Training ADJUST requires realistic inputs that mimic the state of the diffusion model at various noise levels. The authors generate offline data by running the frozen f on many masked patterns, collecting embeddings and marginal logits. ADJUST is then trained to minimise a KL‑divergence between its conditional distribution qₖ and the true conditional pₖ derived from the frozen model, using a specially designed loss that respects the sequential nature of the sampling process. No external autoregressive verifier is needed; the final output distribution is a new approximation that is closer to the original joint distribution than naïve parallel sampling.

Experiments cover both pretrained‑only models (Dream‑7B‑Base, Llada‑7B‑Base) and instruction‑tuned variants (Dream‑7B‑Instruct, Dream‑7B‑Coder). The authors evaluate unconditional generation (NLL, MAUVE) and downstream benchmarks (GSM8K, MBPP, HEval). When unmasking four tokens per diffusion step, ADJUST improves MAUVE from a marginal baseline of 0.31 to 0.87 and raises GSM8K accuracy by roughly 16 percentage points. Even with eight tokens per step, MAUVE remains at 0.84 versus 0.19 for naïve parallel sampling.
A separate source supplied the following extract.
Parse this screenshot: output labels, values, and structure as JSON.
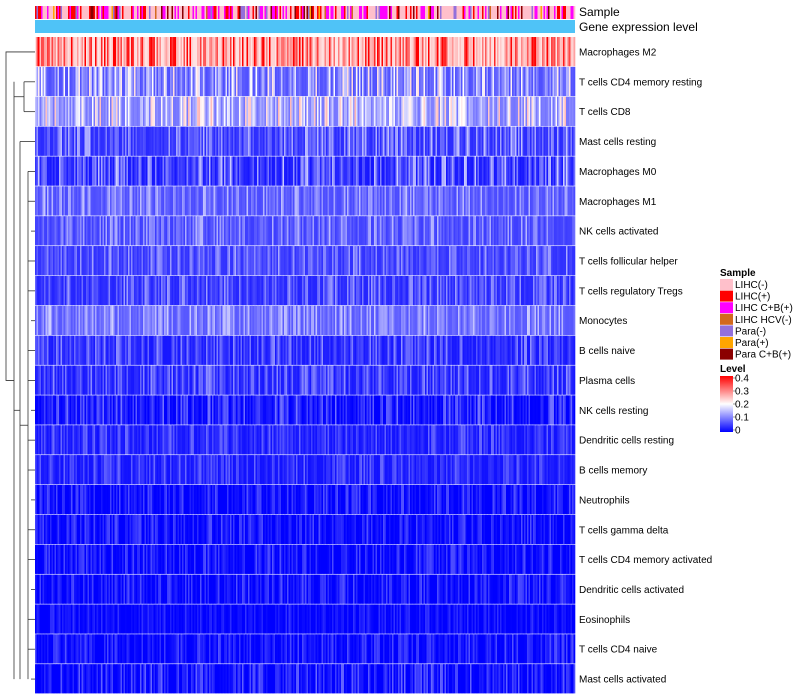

Throughput drops only modestly: ADJUST is about 20‑25 % slower than pure parallel decoding while delivering substantially higher quality.

The paper’s contributions are: (1) a clear probabilistic analysis showing why parallel unmasking samples from a product‑of‑marginals distribution; (2) the design of a single‑layer “draft” model that enables sequential, conditioned sampling after a single diffusion forward pass; (3) a training pipeline that supplies realistic noisy inputs and aligns the draft model’s conditionals with the frozen diffusion model; (4) extensive empirical validation demonstrating consistent gains across models and tasks.

Limitations include the simplicity of the draft model—being only one transformer layer, it may not fully capture complex long‑range dependencies, especially when K (tokens per step) becomes large. Future work could explore multi‑layer draft networks, adaptive selection of K, or integration with alternative masking schedules. Nonetheless, ADJUST offers a practical and effective route to bridge the speed‑quality gap in diffusion‑based language generation, bringing parallel decoding closer to the true joint distribution without the overhead of full autoregressive verification.